The psychometric_details_008_SQ_CH_1_PT2.csv is written as an output of the psychometric tests with all detailled measures for the session. Furthermore, an overview of all sessions will be written to data/{data_collection_id}/{data_collection_id}_overview.yaml

If it happens that the data is structured first by the test folder and then by session folder, the data can be restructured using the preprocessing.scripts.restructure_psycho_tests:main script. This can be invoked like this:

restructure_psycho_tests

In short, if your data structure looks like below, restructure_psycho_tests can format it into the desired structure as shown above.

data/MultiplEYE_SQ_CH_Zurich_1_2025/psychometric-tests-sessions/core_data/
├── PLAB
│   ├── 001_SQ_CH_1_PT2
│   ├── ...
│   └── 026_SQ_CH_1_PT1
├── RAN
│   ├── 001_SQ_CH_1_PT2
│   ├── ...
│   └── 026_SQ_CH_1_PT1
├── Stroop_Flanker
│   ├── 001_SQ_CH_1_PT2
│   ├── ...
│   └── 026_SQ_CH_1_PT1
├── WMC
│   ├── 001_SQ_CH_1_PT2
│   ├── ...
│   └── 026_SQ_CH_1_PT1
├── WikiVocab
│   ├── 001_SQ_CH_1_PT2
│   ├── ...
│   └── 026_SQ_CH_1_PT1
└── participant_configs_SQ_CH_1
    ├── 001_SQ_CH_1_PT2.yaml
    ├── ...
    └── 026_SQ_CH_1_PT1.yaml

Usually, the command needs no arguments, if the Configuration was correctly set up. Otherwise, you can find out how to overwrite the global settings by invoking restructure_psycho_tests --help. If one session did not finish all tests, this is no problem. For the sessions where this is the case, the tests that do not have data will be logged to the console. The following calculation has been constructed to handle this case, only calculating the results of tests with existing data.

Running the Calculations#

The psychometric test calculations are performed by the preprocess_psychometric_tests() function, which processes each test separately and combines the results into overview and detailed output files.

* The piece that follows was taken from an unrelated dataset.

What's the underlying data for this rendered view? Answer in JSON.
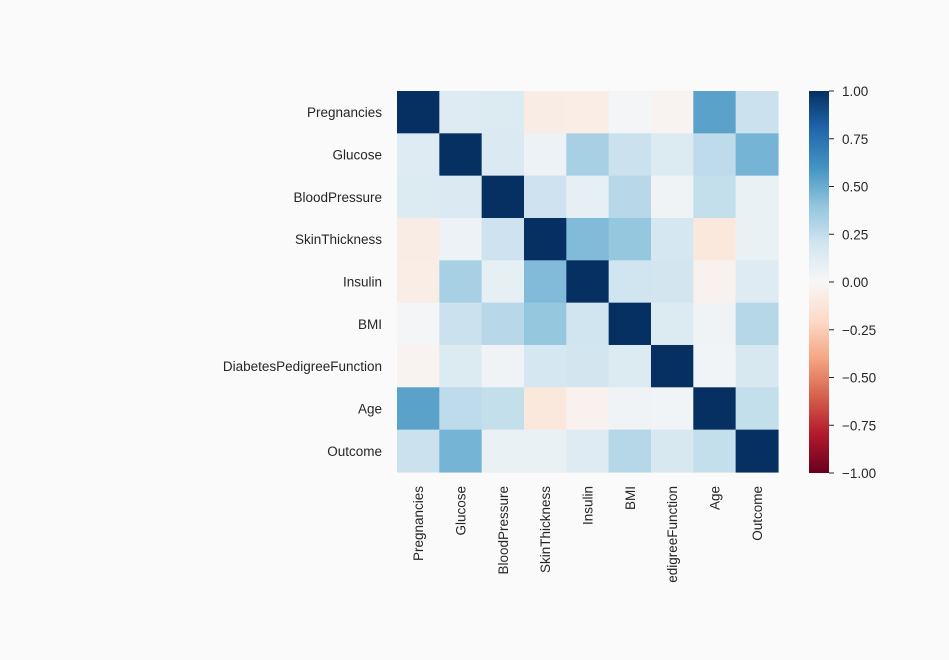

Overview vs. Detailed Output#

The pipeline generates two types of output for each participant:

  • Overview file ({data_collection_id}_overview.yaml): Contains primary metrics as per the original paper outputs.

  • Detailed file (psychometric_details_{session_id}.csv): Contains more detailed values.

Command Line Usage#

The tests can be calculated with the following command:

preprocess_psychometric_tests

For details on how to overwrite the global settings, run preprocess_psychometric_tests --help.

Data Handling#

The calculations automatically handle missing data. If a participant didn’t complete certain tests, those values will be omitted from the output files and logged to the console. This ensures robust processing even with incomplete datasets.